How do the dots connect?
Homework Statement
There's k:[0,1]²-->R square integrable and the operator T from L²([0,1],R) to L²([0,1],R) defined by
T(u)(x)=\int_{0}^{1}k(x,y)u(y)dy
(a) Show that T is linear and continuous.

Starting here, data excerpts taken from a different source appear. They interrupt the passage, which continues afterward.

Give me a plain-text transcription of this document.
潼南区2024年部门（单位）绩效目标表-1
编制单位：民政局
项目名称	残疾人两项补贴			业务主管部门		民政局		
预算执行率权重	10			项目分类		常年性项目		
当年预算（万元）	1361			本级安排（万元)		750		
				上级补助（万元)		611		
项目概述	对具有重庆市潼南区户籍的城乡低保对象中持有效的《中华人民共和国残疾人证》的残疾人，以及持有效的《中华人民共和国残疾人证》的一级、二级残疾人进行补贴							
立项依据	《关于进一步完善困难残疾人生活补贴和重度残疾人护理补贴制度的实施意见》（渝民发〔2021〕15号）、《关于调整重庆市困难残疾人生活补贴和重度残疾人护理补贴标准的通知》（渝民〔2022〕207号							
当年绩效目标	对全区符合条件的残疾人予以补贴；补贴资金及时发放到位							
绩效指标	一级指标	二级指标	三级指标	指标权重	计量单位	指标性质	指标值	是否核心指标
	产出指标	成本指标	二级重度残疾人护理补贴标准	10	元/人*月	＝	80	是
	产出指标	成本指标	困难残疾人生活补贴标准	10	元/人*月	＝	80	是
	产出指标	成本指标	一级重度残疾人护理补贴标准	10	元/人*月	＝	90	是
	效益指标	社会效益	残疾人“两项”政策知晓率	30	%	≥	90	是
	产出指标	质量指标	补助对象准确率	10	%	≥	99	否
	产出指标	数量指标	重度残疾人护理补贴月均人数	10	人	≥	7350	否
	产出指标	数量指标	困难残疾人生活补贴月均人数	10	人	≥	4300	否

(b) If ||k||_2 < 1, show that for any f in L²([0,1],R) , there exists a u in L²([0,1],R) solution of the integral equation
u(x) = f(x)+\int_{0}^{1}k(x,y)u(y)dy
(almost everywhere on [0,1])
The Attempt at a Solution
I have done (a), and in demonstrating that T is continuous, I have shown that ||T(u)||_2\leq ||k||_2||u||_2
Therefor, the condition ||k||_2 < 1 in (b) + the fact that T is linear is equivalent to saying that T is a contraction. So by Banach's fixed point theorem, there exists a (unique) fixed point to T; call it u*:
u^*(x)=\int_{0}^{1}k(x,y)u^*(y)dy
Fine, but what about the equation
u(x) = f(x)+\int_{0}^{1}k(x,y)u(y)dy
? If we define an operator T_f by
T_f(u)(x)=f(x)+\int_{0}^{1}k(x,y)u(y)dy
this is not a contraction.
How do the dots connect?